Sergio's accomplishments over the past nine years on the PGA Tour are pretty stellar: 7 tournament wins, 7 2nd-place finishes, 7 3rd-place finishes, 56 top 10's and career golf earnings of over $22,000,000. That's a lot of zeros. But the biggest zero on Sergio's card is the column for wins in a major. Major wins are how we define greatness, how we seperate signal from noise in an era when the worst players on tour make a better living than 99% of the rest of the US population.

Sergio, yet to win one of those elusive majors, has yet to live up to the hype - if not his potential. Ever since I became emotionally attached to Sergio, I've held it against him that he can't seem to win the big ones. He is the great hope that has never materialized, the cross I bear as a fan every time I root for him coming down the stretch. When they flashed the images of a youthful Garcia running up the fairway after his shot heard round the world in '99, I instinctively got posessive of my Garcia cultural memories and history: I've spent the last eight years suffering as this guy's fan, don't let these other suckers in for free!

Ha! Welcome to my world, suckers. Oh sure, Garcia taunted us with his win at the TPC this spring, taking everyman Paul Goydos to overtime and then finishing him off with his iron play. But it is always Garcia's putting that keeps him out of the winner's circle, and even after his inexplicable water shot on #16, Garcia had a chance to stay in it with his flatstick on #17, and he gacked. And then he fumed about it. "Not disappointed"? Oh, puh-leeze. I'm betting that Garcia would happily trade in all of his wins and most of his money for one major win. Just one.

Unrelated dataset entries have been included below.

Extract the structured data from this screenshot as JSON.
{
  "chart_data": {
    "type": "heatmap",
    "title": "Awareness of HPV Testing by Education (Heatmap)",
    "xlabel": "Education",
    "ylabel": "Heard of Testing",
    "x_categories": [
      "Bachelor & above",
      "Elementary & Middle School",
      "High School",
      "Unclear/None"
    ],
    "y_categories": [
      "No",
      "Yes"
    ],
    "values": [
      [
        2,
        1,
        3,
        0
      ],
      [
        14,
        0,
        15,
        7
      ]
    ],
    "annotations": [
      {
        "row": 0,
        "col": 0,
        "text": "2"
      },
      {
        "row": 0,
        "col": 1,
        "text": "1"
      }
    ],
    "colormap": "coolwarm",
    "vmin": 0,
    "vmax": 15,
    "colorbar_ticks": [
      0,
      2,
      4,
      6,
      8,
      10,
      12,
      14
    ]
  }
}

Padraig Harrington has won only five times on the PGA Tour, and three of them have been majors. Harrington is instantly classic, a giant and a giant-killer within the space of fourteen months. Two of his major wins have come gainst Sergio Garcia, both of them won down the stretch, and he deserves a lot of credit for gutting it out for the win. Padraig's putt on #16 for par was the epitome of courage on the golf course. His birdie putt on #17 was the final sword in the bull he'd been taunting all day.

I'm just p1ssed that I've been rooting for that bull, I've seen enough bullfights to know better. But that "new" bullfighter in the ring? That guy can play. Just make sure you never listen to one of his post-round interviews, his voice doesn't match his game.